Thursday, August 24, 2023

All Saints' Day

In the Bowery, sweet Belinda tries to kick the harder stuff.
No one sees her sleeping beneath the paper-thin Dow Jones
scrolling behind the dumpster in the alley known as Hallows Eve.

The New York Central runs down her forearm three times a day,
but the dark gray hoodie conceals the more prominent whistlestops.
Window boxes bloom in the brown tenements of Harlem,

marigolds taking first place in color and the Darwinian will to survive.
There is stickball in the shadows as Moses goes on the nod.
An empty grocery cart is driven by a ghost.

Lovers stroll in Battery Park and kiss from sea to shining sea,
and the linden tree still sways from Jenny’s operatic wind and wave.
In 1850, everyone applauded the Swedish Nightingale’s full-throated ease.

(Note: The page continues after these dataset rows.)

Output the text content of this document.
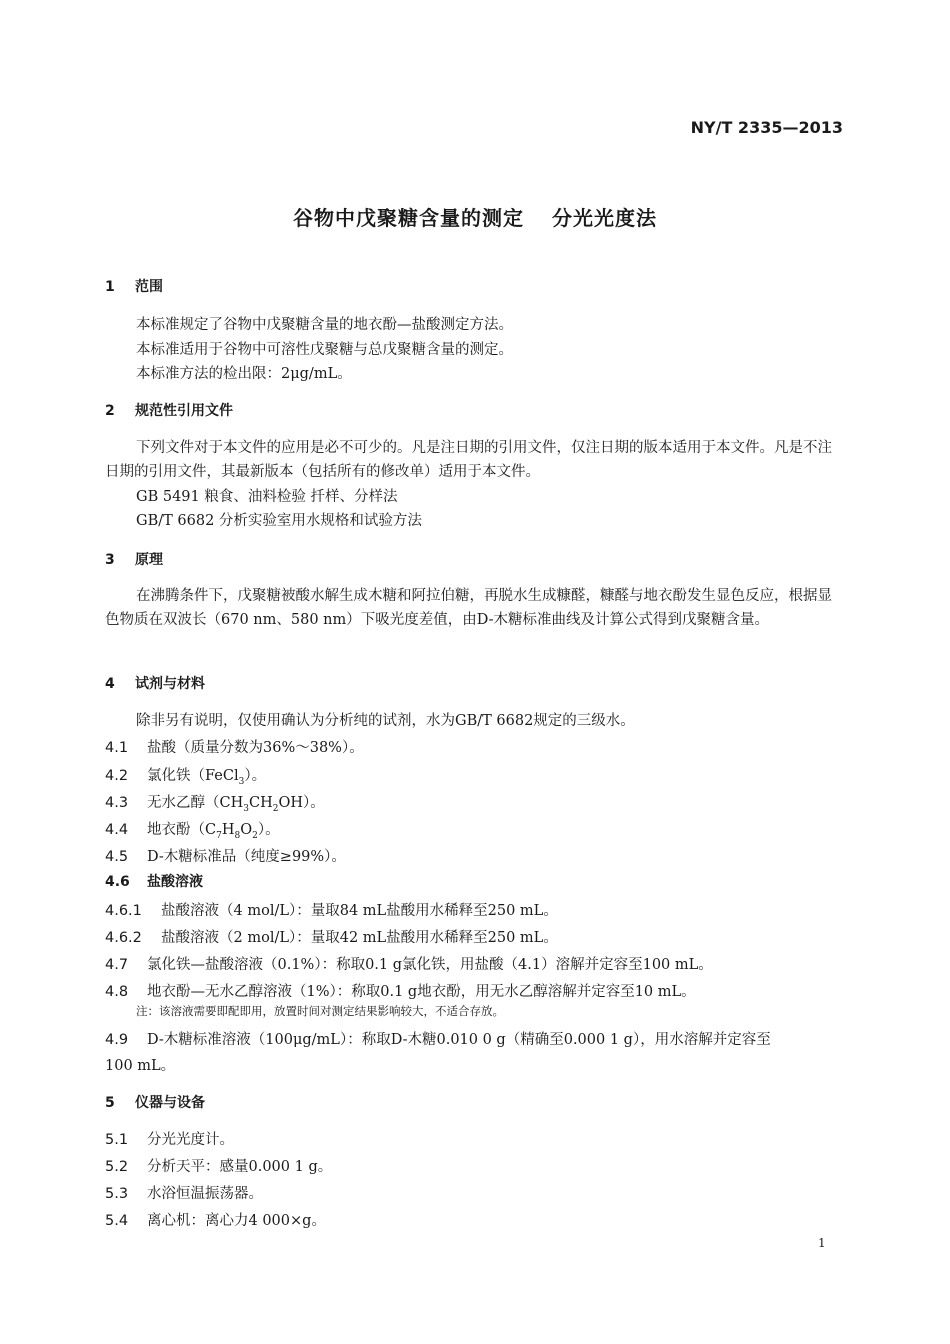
NY/T 2335—2013
谷物中戊聚糖含量的测定 分光光度法
1 范围
本标准规定了谷物中戊聚糖含量的地衣酚—盐酸测定方法。
本标准适用于谷物中可溶性戊聚糖与总戊聚糖含量的测定。
本标准方法的检出限：2μg/mL。
2 规范性引用文件
下列文件对于本文件的应用是必不可少的。凡是注日期的引用文件，仅注日期的版本适用于本文件。凡是不注日期的引用文件，其最新版本（包括所有的修改单）适用于本文件。
GB 5491 粮食、油料检验 扦样、分样法
GB/T 6682 分析实验室用水规格和试验方法
3 原理
在沸腾条件下，戊聚糖被酸水解生成木糖和阿拉伯糖，再脱水生成糠醛，糠醛与地衣酚发生显色反应，根据显色物质在双波长（670 nm、580 nm）下吸光度差值，由D-木糖标准曲线及计算公式得到戊聚糖含量。
4 试剂与材料
除非另有说明，仅使用确认为分析纯的试剂，水为GB/T 6682规定的三级水。
4.1 盐酸（质量分数为36%～38%）。
4.2 氯化铁（FeCl$_3$）。
4.3 无水乙醇$(CH_3CH_2OH)$。
4.4 地衣酚$(C_7H_8O_2)$。
4.5 D-木糖标准品（纯度≥99%）。
4.6 盐酸溶液
4.6.1 盐酸溶液（4 mol/L）：量取84 mL盐酸用水稀释至250 mL。
4.6.2 盐酸溶液（2 mol/L）：量取42 mL盐酸用水稀释至250 mL。
4.7 氯化铁—盐酸溶液（0.1%）：称取0.1 g氯化铁，用盐酸（4.1）溶解并定容至100 mL。
4.8 地衣酚—无水乙醇溶液（1%）：称取0.1 g地衣酚，用无水乙醇溶解并定容至10 mL。
注：该溶液需要即配即用，放置时间对测定结果影响较大，不适合存放。
4.9 D-木糖标准溶液（100μg/mL）：称取D-木糖0.010 0 g（精确至0.000 1 g），用水溶解并定容至
100 mL。
5 仪器与设备
5.1 分光光度计。
5.2 分析天平：感量0.000 1 g。
5.3 水浴恒温振荡器。
5.4 离心机：离心力4 000×g。
1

There are good days and bad, broken concrete above promising earth.
Sometimes Eve strolls through the Apple but doesn’t drop the sin.
A Pratt and Whitney cuts the twins off at the knees,

but Belinda wakes and decides to lose the lighter and the spoon.
A week later, while the moon washes the streets, she’s perfectly clean.
Sheep and goats, wheat and chaff—they can change late or soon,

so it’s wise to keep the scorecard close to the vest.
A wise man told me that everyone’s a saint if you read the final page.
All these years later, I think I know what he means.